A good question – and one that deserved an answer longer than a text – because this final wasn’t just another football match between one side, Spain – with a solid 44 year record of losing – and another side, Germany, with an equal record of victory.
Instead the match – and the great build up to it – enabled many commentators and journalists, to take the pulse of a newly confident Spain, a Spain that seems to have finally shaken off the dark shadows of its fascist past.
Seventeen million Spaniards had reportedly tuned in to watch the semi-final between Spain and Russia, a record unsurpassed since the days of General Franco, who ruled Spain 1936 to 1975, and when there was only one state-run television station.
Over twenty million people watched the final itself, tuning in to will the team to victory.
Sea of colours
The centre of Madrid was, of course, a sea of yellow and red – the Spanish national flag – as tens of thousands turned out to watch the match on huge screens, a scene replicated across the country.
Madrid’s citizens celebrated their country’s win and they celebrated again when their team came home.
Huge, happy crowds – barely a need for the hundreds of police on duty – and all full of a new self confidence at their 1-0 triumph.
It is possible to read too much into one football match, albeit a joust that for many Spaniards finally expelled the jinx of 44 years without a major tournament victory that they believe had been put upon them.
But something interesting is at work in the new Spain. Old hostilities and suspicions were suspended in Catalonia and to an extent in the Basque country.
Nationalists voices in these two historically independent minded parts of the country were lowered as large numbers of Catalonians and Basques got behind “their” football team.
Football, to an extent, had transcended politics, and even gave some observers the confidence to predict that the high water mark of Catalonian and Basque nationalism has been reached.
In fairness, that process has already been underway in Catalonia, when in March the socialists took over the reigns of government from the nationalists.
Yet Spain’s current recession is deeper than many of its European neighbours, so economic malaise can just as easily unpick the new mood that seems to have gone beyond the centre of Madrid.

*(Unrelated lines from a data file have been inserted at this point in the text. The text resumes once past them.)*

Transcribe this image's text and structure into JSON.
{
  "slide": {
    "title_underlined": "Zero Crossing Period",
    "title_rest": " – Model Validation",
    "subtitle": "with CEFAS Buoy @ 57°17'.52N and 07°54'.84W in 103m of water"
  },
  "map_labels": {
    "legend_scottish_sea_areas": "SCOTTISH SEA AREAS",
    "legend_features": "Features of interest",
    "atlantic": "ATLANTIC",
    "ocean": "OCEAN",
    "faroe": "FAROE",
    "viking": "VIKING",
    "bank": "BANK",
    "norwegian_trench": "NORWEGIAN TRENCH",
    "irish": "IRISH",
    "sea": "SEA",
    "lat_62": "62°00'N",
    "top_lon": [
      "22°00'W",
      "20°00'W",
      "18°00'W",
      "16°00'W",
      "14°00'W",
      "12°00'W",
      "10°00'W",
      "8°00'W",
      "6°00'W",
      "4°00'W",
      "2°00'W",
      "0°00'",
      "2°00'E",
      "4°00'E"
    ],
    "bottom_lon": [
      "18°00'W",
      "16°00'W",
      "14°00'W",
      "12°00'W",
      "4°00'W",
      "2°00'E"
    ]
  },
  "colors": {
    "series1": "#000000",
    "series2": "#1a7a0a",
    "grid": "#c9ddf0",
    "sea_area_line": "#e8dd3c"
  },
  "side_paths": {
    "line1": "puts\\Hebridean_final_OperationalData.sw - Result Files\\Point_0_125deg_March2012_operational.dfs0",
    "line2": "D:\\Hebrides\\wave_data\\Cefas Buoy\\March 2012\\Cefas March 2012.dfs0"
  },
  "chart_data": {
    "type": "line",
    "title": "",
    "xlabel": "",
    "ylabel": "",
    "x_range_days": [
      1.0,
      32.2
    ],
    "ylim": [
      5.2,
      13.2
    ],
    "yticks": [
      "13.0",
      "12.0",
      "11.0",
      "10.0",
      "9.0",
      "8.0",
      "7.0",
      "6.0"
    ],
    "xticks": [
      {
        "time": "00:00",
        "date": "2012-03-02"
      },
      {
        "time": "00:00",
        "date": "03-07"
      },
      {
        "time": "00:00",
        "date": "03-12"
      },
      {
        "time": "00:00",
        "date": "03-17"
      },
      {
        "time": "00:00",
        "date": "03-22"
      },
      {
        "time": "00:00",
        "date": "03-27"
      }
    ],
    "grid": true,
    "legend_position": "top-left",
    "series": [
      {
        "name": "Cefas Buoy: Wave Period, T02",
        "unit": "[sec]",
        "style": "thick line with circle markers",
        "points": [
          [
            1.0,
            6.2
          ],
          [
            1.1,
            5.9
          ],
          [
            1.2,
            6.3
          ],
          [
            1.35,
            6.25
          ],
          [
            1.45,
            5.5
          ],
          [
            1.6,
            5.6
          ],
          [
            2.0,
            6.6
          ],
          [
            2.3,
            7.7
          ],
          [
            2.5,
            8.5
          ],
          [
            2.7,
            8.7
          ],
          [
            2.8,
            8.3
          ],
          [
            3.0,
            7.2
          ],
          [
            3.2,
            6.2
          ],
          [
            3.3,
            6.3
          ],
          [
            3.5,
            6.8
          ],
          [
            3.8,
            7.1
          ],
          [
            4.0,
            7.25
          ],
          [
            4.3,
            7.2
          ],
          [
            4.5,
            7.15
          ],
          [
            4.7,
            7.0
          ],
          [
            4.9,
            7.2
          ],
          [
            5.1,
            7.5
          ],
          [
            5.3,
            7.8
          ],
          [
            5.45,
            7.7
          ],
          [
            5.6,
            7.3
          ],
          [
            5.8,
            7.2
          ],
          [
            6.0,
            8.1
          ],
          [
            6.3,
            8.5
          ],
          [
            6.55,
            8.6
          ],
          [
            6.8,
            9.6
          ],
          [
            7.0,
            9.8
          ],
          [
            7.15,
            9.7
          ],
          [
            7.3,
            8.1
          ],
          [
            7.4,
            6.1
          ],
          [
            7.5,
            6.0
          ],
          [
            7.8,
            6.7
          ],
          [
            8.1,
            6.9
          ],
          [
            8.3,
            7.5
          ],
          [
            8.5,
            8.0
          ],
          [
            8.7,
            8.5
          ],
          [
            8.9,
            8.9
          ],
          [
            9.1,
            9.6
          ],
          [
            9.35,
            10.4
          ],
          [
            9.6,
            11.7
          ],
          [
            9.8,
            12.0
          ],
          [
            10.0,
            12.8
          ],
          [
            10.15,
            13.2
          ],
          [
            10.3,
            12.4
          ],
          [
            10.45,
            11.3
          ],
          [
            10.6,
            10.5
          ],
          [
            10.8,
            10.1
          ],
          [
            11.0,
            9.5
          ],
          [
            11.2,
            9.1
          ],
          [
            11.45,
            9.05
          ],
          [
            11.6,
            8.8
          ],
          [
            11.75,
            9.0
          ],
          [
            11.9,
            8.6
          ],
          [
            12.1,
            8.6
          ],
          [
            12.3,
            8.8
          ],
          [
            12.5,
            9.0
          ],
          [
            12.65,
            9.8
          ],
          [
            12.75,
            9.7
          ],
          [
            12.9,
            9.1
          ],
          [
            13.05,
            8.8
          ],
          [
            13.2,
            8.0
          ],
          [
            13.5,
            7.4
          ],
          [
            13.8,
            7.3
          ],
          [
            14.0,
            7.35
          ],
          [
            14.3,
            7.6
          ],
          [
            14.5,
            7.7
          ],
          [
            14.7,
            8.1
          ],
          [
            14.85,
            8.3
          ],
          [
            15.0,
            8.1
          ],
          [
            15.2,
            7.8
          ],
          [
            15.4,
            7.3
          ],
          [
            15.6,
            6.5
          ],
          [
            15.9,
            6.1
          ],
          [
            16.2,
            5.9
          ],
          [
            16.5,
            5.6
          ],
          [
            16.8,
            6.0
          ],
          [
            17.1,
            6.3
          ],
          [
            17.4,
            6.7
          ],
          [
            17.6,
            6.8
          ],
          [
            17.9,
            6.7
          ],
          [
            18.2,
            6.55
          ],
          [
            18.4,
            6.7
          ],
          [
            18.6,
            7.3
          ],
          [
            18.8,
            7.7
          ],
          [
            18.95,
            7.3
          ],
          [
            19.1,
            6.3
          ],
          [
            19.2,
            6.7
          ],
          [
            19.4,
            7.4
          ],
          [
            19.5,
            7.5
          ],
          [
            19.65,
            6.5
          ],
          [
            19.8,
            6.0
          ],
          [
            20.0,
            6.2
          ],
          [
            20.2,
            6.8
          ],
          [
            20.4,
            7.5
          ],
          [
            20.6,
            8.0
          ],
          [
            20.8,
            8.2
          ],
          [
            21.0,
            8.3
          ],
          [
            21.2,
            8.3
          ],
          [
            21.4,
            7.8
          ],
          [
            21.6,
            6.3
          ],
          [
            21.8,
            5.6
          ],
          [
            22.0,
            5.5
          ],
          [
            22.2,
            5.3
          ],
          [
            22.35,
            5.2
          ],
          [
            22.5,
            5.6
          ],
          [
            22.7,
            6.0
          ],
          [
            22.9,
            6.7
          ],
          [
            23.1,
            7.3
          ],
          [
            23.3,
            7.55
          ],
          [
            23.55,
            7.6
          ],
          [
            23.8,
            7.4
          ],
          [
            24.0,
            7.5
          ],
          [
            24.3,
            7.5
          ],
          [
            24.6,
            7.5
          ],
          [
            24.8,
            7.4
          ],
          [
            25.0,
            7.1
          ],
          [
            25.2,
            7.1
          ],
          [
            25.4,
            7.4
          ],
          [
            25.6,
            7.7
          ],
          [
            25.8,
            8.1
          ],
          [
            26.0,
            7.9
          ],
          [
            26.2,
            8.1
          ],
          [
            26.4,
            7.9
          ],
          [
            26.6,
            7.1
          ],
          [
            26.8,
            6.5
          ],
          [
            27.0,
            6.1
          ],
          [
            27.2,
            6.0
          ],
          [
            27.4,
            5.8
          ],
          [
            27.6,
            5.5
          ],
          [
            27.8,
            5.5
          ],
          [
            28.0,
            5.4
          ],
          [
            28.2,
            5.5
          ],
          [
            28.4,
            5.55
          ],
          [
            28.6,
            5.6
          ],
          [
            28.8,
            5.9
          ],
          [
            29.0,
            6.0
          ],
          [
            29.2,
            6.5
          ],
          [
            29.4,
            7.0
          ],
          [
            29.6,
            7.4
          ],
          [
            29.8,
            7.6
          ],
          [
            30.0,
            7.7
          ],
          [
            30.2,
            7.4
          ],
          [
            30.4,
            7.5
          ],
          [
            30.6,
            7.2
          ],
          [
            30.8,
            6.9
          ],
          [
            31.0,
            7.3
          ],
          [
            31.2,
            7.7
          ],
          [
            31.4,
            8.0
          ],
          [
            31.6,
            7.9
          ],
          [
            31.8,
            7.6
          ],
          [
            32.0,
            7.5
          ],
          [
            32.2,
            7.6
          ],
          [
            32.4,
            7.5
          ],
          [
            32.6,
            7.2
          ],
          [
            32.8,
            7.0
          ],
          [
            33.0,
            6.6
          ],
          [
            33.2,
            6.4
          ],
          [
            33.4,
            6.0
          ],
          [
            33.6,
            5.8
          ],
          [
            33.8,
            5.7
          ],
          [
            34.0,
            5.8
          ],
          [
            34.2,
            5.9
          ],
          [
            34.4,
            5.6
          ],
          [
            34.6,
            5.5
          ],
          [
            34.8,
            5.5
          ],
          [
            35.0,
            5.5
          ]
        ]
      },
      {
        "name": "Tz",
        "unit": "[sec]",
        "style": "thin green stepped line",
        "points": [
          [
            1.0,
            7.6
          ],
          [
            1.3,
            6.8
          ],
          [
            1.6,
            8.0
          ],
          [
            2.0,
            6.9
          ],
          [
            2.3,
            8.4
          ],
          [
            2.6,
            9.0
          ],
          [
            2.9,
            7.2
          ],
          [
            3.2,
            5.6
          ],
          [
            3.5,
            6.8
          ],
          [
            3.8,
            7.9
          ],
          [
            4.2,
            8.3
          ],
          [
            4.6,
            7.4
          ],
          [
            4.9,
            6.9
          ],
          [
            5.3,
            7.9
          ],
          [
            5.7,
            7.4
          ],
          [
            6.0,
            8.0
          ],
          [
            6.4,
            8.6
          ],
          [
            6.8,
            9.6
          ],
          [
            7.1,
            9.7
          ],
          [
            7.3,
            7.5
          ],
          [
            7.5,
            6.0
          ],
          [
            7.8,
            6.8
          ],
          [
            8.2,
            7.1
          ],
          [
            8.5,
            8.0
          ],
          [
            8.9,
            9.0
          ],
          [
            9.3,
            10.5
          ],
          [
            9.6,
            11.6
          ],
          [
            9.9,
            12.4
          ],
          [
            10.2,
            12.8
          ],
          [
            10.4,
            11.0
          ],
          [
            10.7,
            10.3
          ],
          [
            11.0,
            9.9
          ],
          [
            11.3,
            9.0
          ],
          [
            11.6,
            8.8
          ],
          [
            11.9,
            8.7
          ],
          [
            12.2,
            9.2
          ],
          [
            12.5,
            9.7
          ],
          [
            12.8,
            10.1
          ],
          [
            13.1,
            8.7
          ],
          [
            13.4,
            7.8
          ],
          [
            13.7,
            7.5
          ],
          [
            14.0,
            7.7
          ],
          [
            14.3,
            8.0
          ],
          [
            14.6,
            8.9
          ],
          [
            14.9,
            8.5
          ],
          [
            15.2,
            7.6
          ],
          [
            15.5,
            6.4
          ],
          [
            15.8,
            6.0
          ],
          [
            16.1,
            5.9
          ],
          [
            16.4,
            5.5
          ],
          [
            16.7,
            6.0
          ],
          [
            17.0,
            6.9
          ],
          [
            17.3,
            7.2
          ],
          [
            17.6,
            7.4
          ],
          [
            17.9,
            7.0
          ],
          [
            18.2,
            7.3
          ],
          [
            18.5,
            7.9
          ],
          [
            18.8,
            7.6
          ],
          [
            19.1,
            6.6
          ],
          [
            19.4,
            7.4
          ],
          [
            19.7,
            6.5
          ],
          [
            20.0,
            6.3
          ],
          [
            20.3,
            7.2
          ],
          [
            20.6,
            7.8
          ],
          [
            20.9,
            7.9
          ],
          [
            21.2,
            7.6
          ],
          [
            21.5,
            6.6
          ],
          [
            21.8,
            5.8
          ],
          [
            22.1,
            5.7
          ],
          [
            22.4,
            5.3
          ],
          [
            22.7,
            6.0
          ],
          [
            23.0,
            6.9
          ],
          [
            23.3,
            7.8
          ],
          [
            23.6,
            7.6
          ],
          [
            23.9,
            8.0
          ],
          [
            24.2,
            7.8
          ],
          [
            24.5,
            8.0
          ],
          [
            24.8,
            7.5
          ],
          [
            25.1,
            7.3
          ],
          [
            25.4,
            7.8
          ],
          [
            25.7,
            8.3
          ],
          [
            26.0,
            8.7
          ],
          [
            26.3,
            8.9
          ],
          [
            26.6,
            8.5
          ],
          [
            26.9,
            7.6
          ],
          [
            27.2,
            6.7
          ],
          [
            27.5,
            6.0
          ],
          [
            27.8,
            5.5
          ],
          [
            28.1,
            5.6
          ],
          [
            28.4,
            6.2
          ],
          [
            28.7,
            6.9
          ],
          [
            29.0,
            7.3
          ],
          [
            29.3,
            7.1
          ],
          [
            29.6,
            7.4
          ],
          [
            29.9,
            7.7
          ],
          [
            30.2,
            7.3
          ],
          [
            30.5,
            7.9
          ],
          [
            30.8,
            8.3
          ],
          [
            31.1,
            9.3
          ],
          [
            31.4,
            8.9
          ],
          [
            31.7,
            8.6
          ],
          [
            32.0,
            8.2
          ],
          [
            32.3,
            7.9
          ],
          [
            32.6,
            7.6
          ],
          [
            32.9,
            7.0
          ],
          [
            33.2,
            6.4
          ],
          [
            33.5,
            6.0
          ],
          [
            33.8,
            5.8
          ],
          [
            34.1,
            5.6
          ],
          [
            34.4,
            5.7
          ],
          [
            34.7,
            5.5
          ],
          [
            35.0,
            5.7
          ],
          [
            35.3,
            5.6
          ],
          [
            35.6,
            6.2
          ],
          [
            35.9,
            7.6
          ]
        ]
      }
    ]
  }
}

But Spain is used to being overlooked.
When Nicolas Sarkozy, France’s president, talks grandly of a new “Mediterranean Union”, there is barely a mention of France’s huge southern neighbour.
So if Spain is now in the process of burying some of its demons – including hopefully the motley band of “football supporters” who had draped themselves in fascist insignia and Nazi swastika flags in the centre of Madrid – then increasingly she will emerge more as an equal to France.
And Spain isn’t waiting for the rest of Europe as she forges ahead with new links with Latin America and Cuba.
Which was another striking feature of the great football celebrations in the capital – for caught up in that great throng were equally enthusiastic Colombians, Ecuadorians and Mexicans.
Football, it seems, had also united the great Spanish diaspora.